AI·GPU
2026-04-08

Comparing AI Inference Optimization Tools: TensorRT vs ONNX Runtime vs Triton

Comparing AI Inference Optimization Tools: TensorRT vs ONNX Runtime vs Triton

This content was produced in collaboration with an external contributor to bring you real-world expertise and insights from industry professionals.

Do You Really Need GPUs Just to Run an AI Model?

Everyone knows that training AI models requires a ton of GPUs. But here's the thing — you often need GPUs not just for training, but also for actually running the finished model. The process of taking a trained AI model and using it to analyze new data or generate predictions is called inference.

As LLMs and other AI models keep getting larger — and as more teams build multi-agent AI systems that run several models simultaneously — the computational demands keep climbing. At the same time, users expect near-instant responses, so inference has to be fast.

All of this means that GPUs have become essential for running inference in production, especially for high-traffic services where inference requests never stop coming. The GPU bill adds up quickly.

Why AI Model Optimization Matters
Why AI Model Optimization Matters

GPUs are expensive and hard to come by. So companies are looking for ways to maintain the same level of performance while using fewer GPU resources. That's where inference optimization comes in.

Inference optimization refers to a set of techniques that make more efficient use of GPU resources without sacrificing model performance. Let's take a look at three major tools that can help.

Three Key Tools for Inference Optimization

The tools we'll compare here are TensorRT, ONNX Runtime, and Triton.

이번 글에서 비교할 툴은 TensorRT, ONNX Runtime, Triton 입니다.

  • TensorRT is a high-performance inference engine from NVIDIA, purpose-built to optimize and run deep learning models on NVIDIA GPUs. It delivers best-in-class performance, particularly in single-GPU environments where low latency and high throughput are critical. For more details, check out the TensorRT docs.
  • ONNX Runtime is a cross-platform inference engine led by Microsoft. Its standout feature is versatility — it runs ONNX-format models across Windows, Linux, mobile, and even browsers, supporting a wide range of AI frameworks. Beyond GPUs, it works with CPUs, NNAPI, CoreML, and more. See the ONNX Runtime docs for details.
  • Triton is a unified model serving platform that can manage and serve multiple models from different frameworks simultaneously. It supports TensorRT and ONNX models (among others) all within a single server. Optimized for Kubernetes and Docker environments, Triton excels when you need to run many models concurrently or handle large-scale traffic. Learn more at the Triton docs.

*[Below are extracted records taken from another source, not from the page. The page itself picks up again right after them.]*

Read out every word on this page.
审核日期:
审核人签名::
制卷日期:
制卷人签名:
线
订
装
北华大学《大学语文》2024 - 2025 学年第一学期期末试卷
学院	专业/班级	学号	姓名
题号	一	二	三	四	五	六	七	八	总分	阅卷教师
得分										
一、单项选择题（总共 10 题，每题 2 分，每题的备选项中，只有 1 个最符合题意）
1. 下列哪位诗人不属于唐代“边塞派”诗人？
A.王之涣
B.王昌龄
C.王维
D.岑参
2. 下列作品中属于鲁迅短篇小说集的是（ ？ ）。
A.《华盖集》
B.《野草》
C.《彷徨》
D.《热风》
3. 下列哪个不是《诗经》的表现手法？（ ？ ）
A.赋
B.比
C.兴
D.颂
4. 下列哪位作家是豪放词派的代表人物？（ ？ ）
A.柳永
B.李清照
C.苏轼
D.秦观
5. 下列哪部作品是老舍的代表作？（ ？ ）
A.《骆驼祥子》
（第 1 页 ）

The table below compares the three tools across several key criteria.

Criteria TensorRT ONNX Runtime Triton
Performance Best-in-class GPU performance, especially for minimizing inference latency Solid performance with high flexibility across multiple platforms Built for scale-out; handles many models concurrently, ideal for high-throughput inference
Compatibility Optimized exclusively for NVIDIA GPUs Broad hardware support including CPU, GPU, and mobile devices Serves multiple models and frameworks from a single server
Ease of Adoption Requires model conversion and optimization; initial setup can be complex Relatively straightforward setup and easy to get started Requires dedicated server infrastructure; initial configuration can be involved
Monitoring No built-in monitoring; relies on external GPU monitoring tools Limited built-in capabilities; external monitoring required Rich built-in monitoring with Prometheus and Grafana integration out of the box

When integrating these tools into a production environment, keep the following in mind:

  • Library vs. Server Architecture: TensorRT and ONNX Runtime are libraries you call directly from your application code, while Triton runs as a standalone server that serves models over the network. For smaller projects, the library approach is usually simpler. If you're managing multiple models or need to scale, the server approach is the way to go.
  • CI/CD Integration: It's worth embedding your optimization pipeline into an automated CI/CD workflow so model updates can be deployed continuously and reliably.
  • Monitoring Strategy: Effective GPU resource management requires real-time monitoring. After rolling out an optimization tool, you need to continuously track key metrics like GPU utilization, memory usage, throughput, and latency. This data is essential for validating whether your optimizations are actually delivering results. You also need real-time visibility into how GPU usage shifts when traffic patterns change or new models are deployed. We'll dig into this more below.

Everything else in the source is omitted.